Going to smaller timeframes, is it worth the effort in the end ?

What is your favorite timeframe ?


  • Total voters
    24
As an outright futures trader, I use range bars. You have asked a variation of this question 3 times so far. YOU have to figure out what timeframe YOU are comfortable with. It all depends on what product you are trading and what your "edge" is. I suspect you are somewhat new to trading so my advice is to settle on a product and watch the market. You will likely determine your preferred timeframe based on this.

One thing I am sure of is that there is no "right" way to trade and no "perfect" timeframe.
 
The problem is that you can keep pealing layers of the onion if you drill down.
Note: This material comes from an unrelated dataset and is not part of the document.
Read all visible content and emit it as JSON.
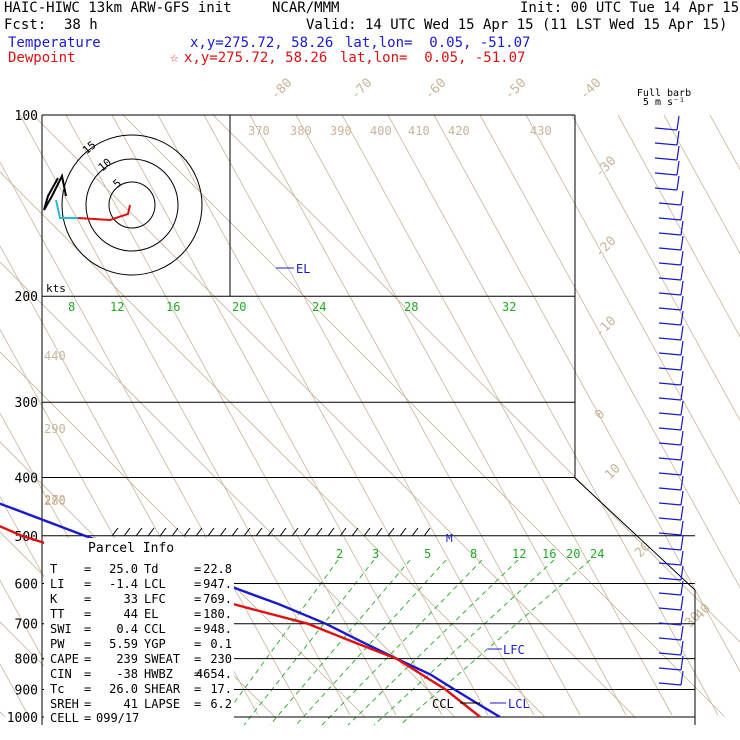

If you use ticks on ES what about order book?
If you use ES order book what about the options chain?
If you use the option chain what about the option chain order book?
If you use the option chain order book what about the tick of the underlie cash index calculated in real time as fast as you can?
Even if you get that far, what about the order book on all 503 stocks that ultimately ES is a derivative of?
503 options chain, 503 option chain order books...
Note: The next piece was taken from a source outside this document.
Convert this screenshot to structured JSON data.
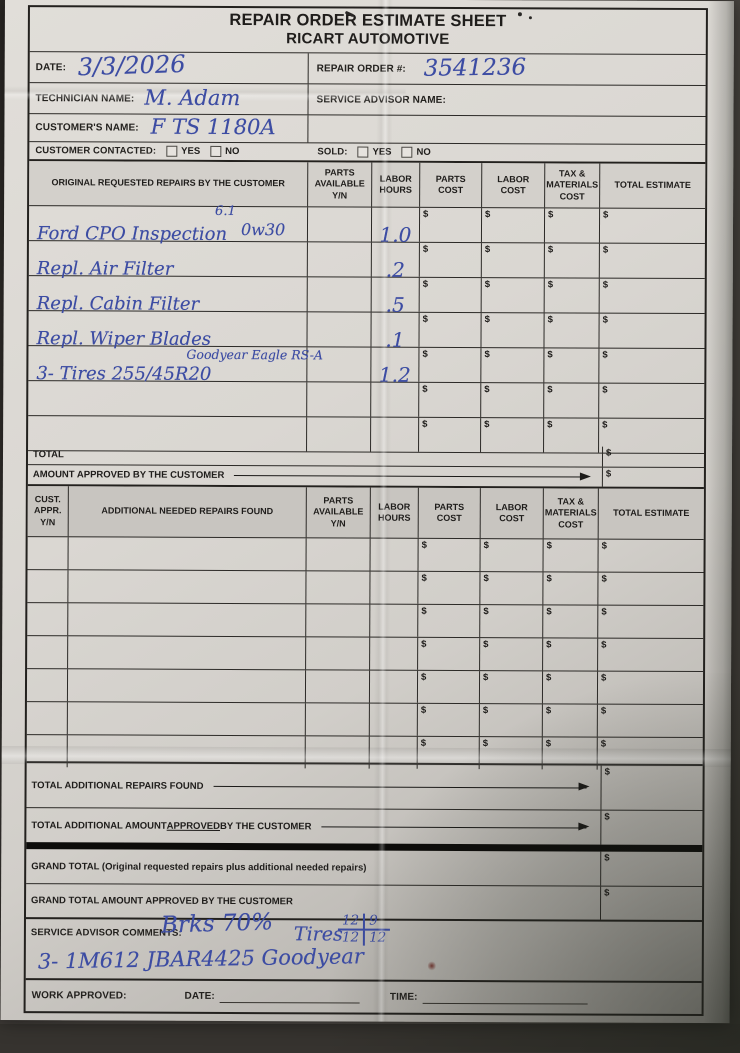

For me, without having a team this is an intractable problem so the only solution is bigger moves that span multiple days, weeks or months.
 
The problem is that you can keep pealing layers of the onion if you drill down.
For me, without having a team this is an intractable problem so the only solution is bigger moves that span multiple days, weeks or months.
%%
LOTs of tear$ shed on peeling onions\ great illustration:D:D
MOST of the millions made + more/\ are done with investing + larger times frames\
+ market makers + specialist$ ..... can doVery well with bid\ ask.
Even though i did not vote/ i'm sure not a market maker , with all due respect;
+ no disrespect intended for MM or specialist$..........................................
I like,love the way MMs sometimes gun for resting orders, targets:caution::caution:
 
1) Yes, the limits keep you with the higher TF bias, therefore increases your probability.
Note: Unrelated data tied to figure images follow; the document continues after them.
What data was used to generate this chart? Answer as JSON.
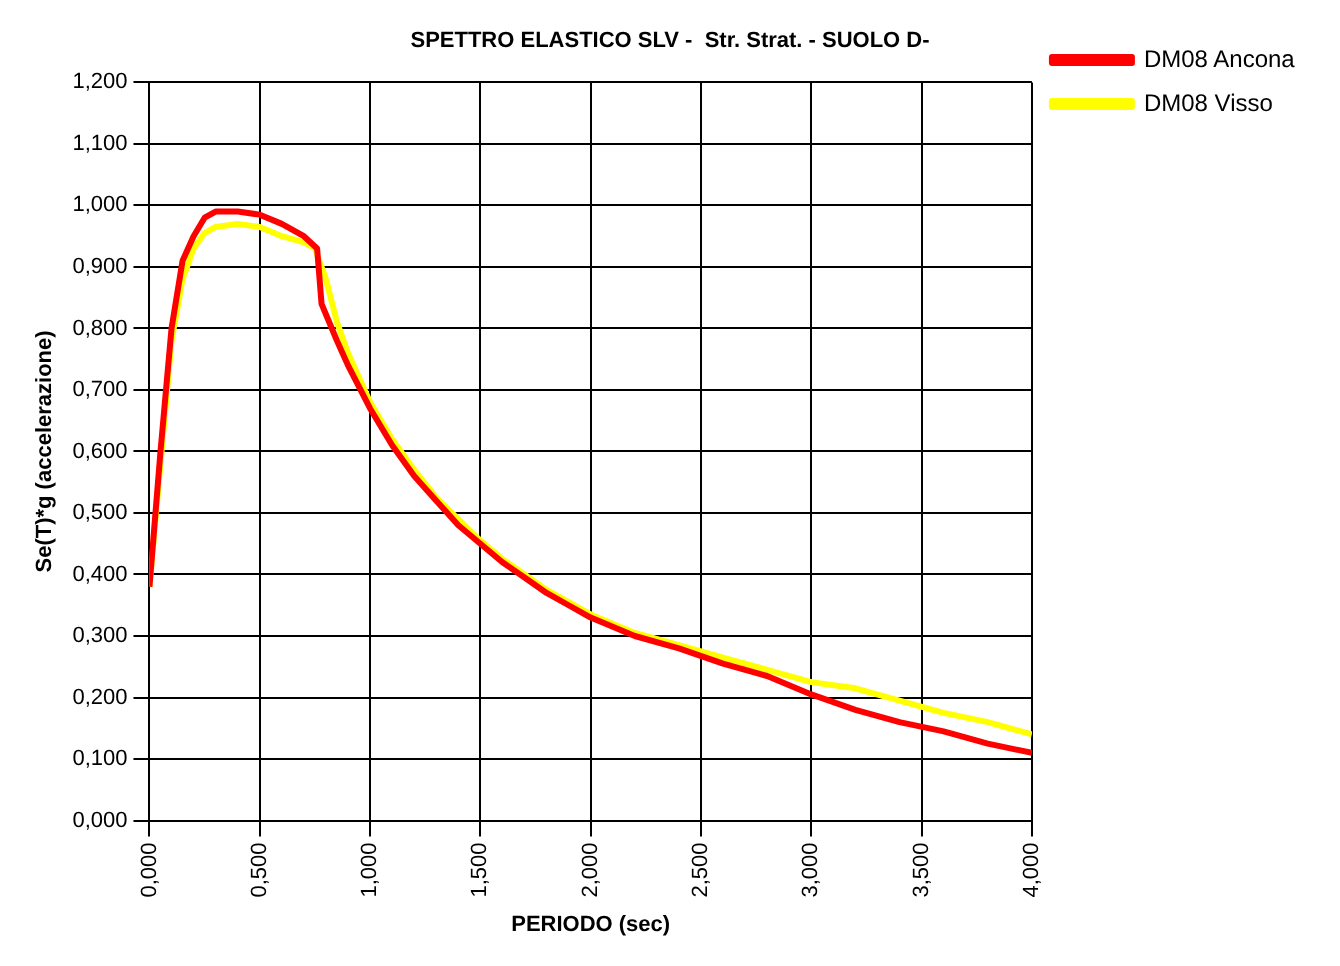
{
  "chart_data": {
    "type": "line",
    "title": "SPETTRO ELASTICO SLV -  Str. Strat. - SUOLO D-",
    "xlabel": "PERIODO (sec)",
    "ylabel": "Se(T)*g (accelerazione)",
    "xlim": [
      0,
      4
    ],
    "xticks": [
      {
        "value": 0,
        "label": "0,000"
      },
      {
        "value": 0.5,
        "label": "0,500"
      },
      {
        "value": 1,
        "label": "1,000"
      },
      {
        "value": 1.5,
        "label": "1,500"
      },
      {
        "value": 2,
        "label": "2,000"
      },
      {
        "value": 2.5,
        "label": "2,500"
      },
      {
        "value": 3,
        "label": "3,000"
      },
      {
        "value": 3.5,
        "label": "3,500"
      },
      {
        "value": 4,
        "label": "4,000"
      }
    ],
    "ylim": [
      0,
      1.2
    ],
    "yticks": [
      {
        "value": 0,
        "label": "0,000"
      },
      {
        "value": 0.1,
        "label": "0,100"
      },
      {
        "value": 0.2,
        "label": "0,200"
      },
      {
        "value": 0.3,
        "label": "0,300"
      },
      {
        "value": 0.4,
        "label": "0,400"
      },
      {
        "value": 0.5,
        "label": "0,500"
      },
      {
        "value": 0.6,
        "label": "0,600"
      },
      {
        "value": 0.7,
        "label": "0,700"
      },
      {
        "value": 0.8,
        "label": "0,800"
      },
      {
        "value": 0.9,
        "label": "0,900"
      },
      {
        "value": 1,
        "label": "1,000"
      },
      {
        "value": 1.1,
        "label": "1,100"
      },
      {
        "value": 1.2,
        "label": "1,200"
      }
    ],
    "grid": true,
    "legend": "top right",
    "marker": "none",
    "line_style": "solid",
    "series": [
      {
        "name": "DM08 Ancona",
        "color": "#ff0000",
        "x": [
          0,
          0.05,
          0.1,
          0.15,
          0.2,
          0.25,
          0.3,
          0.4,
          0.5,
          0.6,
          0.7,
          0.76,
          0.78,
          0.85,
          0.9,
          1.0,
          1.1,
          1.2,
          1.3,
          1.4,
          1.5,
          1.6,
          1.7,
          1.8,
          1.9,
          2.0,
          2.2,
          2.4,
          2.6,
          2.8,
          3.0,
          3.2,
          3.4,
          3.6,
          3.8,
          4.0
        ],
        "values": [
          0.38,
          0.6,
          0.8,
          0.91,
          0.95,
          0.98,
          0.99,
          0.99,
          0.985,
          0.97,
          0.95,
          0.93,
          0.84,
          0.78,
          0.74,
          0.67,
          0.61,
          0.56,
          0.52,
          0.48,
          0.45,
          0.42,
          0.395,
          0.37,
          0.35,
          0.33,
          0.3,
          0.28,
          0.255,
          0.235,
          0.205,
          0.18,
          0.16,
          0.145,
          0.125,
          0.11
        ]
      },
      {
        "name": "DM08 Visso",
        "color": "#ffff00",
        "x": [
          0,
          0.05,
          0.1,
          0.15,
          0.2,
          0.25,
          0.3,
          0.4,
          0.5,
          0.6,
          0.7,
          0.75,
          0.8,
          0.85,
          0.9,
          1.0,
          1.1,
          1.2,
          1.3,
          1.4,
          1.5,
          1.6,
          1.7,
          1.8,
          1.9,
          2.0,
          2.2,
          2.4,
          2.6,
          2.8,
          3.0,
          3.2,
          3.4,
          3.6,
          3.8,
          4.0
        ],
        "values": [
          0.38,
          0.58,
          0.78,
          0.88,
          0.93,
          0.955,
          0.965,
          0.97,
          0.965,
          0.95,
          0.94,
          0.93,
          0.88,
          0.81,
          0.76,
          0.68,
          0.62,
          0.57,
          0.525,
          0.49,
          0.455,
          0.425,
          0.4,
          0.375,
          0.355,
          0.335,
          0.305,
          0.285,
          0.265,
          0.245,
          0.225,
          0.215,
          0.195,
          0.175,
          0.16,
          0.14
        ]
      }
    ]
  }
}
2) To start you can use any 3 TF frameworks. The concept is what you want to focus upon, not the exact TFs.

If weekly trades -> H12, H8, H4
If daily trades -> H1, m30, m15
or
D1, H4, m30, then drill down into m5-m1 looking for tighter entries.
Again it's the concept, not a rigid framework.

One can drill down to sub-minute is you are that ADHD.

3) If you are trading HTFs, then monthly charts should be included. Focus on where the PWL/PWH's and PDL/PDH's are and annotate these levels on your chart. Also including the significant TF open. eg. To form my weekly bias, I'd look at Daily's, their relevant levels and the open of the previous week and the upcoming week.

4) Depends on your skill level. Contra-trend trading is more advanced. If the dominant trend is evident on the weekly as a short, then the contra-trend bullish daily are where to look for short entries. Since you are looking at the weekly, those days that comprise it can be divided into bullish and bearish moves of the weekly candle. Knowing where your weekly open is then gives you an idea of where the daily is seeking liquidity.

What beginners do is neglect the HTF bias, see a bullish day forming, go long on a breakout but book a loss when the trade goes against them as the market has a continuation not a change in HTF bias. The only event where this is not the case is for a reversal. It's true that all reversals can be traced to a 5m bar but it's just not that simplistic.

PA is fractal, so whatever your frame is, it can translate to other frames.